Mouth off to the Duke and next time he has a problem he'll just say "nah actually let's get some lower-level but not-douchebag heroes instead of these guys". Eventually there are no more employers and the name-level murder-hoboes have to settle in a wilderness fort gnawing on cold mushrooms on the stone floor.

Also:

2nd level Duke has money. Money buys things and people. You think you're talking to the Duke? That's an Improved Phantasmal Force his 3rd level M-U cast and when you run up and fruitlessly stab it all hell breaks loose: his 3rd level Cleric from behind a secret peephole does Hold Person on half the party (mainly spellcasters), a dozen 2nd level archers pop in having been Blessed and fire 24 arrows at anyone not held. And that's probably just the surprise round.

The survivors are stripped naked and thrown in the dungeon until an unfair trial can be held without their presence or lawyer.

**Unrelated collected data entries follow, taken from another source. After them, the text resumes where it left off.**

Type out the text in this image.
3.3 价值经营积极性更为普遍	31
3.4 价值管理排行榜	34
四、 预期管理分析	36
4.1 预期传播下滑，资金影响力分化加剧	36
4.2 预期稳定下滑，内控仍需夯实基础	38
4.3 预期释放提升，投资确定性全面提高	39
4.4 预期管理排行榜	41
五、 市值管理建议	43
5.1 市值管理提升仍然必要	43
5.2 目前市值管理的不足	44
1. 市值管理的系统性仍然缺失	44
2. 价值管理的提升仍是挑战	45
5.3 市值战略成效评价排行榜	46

That's not even a very outlandish outcome, we could include war dogs and platemail-armored knights and Web without going over 3rd level.

I guess some players will want to take their ids for a walk, but they'll soon realize the game is more enjoyable if they try to actually roleplay a D&D PC instead of a bro on Xbox Live. That assumes, of course, that the DM wants to have the world react with some kind of sense to player input. If he's fine with players just browbeating NPCs and random ultraviolence, I guess the players might never notice any backlash.

I figure NPCs typically want what PCs want, and will work toward those goals if able. That includes getting some kind of basic respect (as in not walking into the Duke's place and shitting on his hospitality, daring him to react in any way but obsequiously).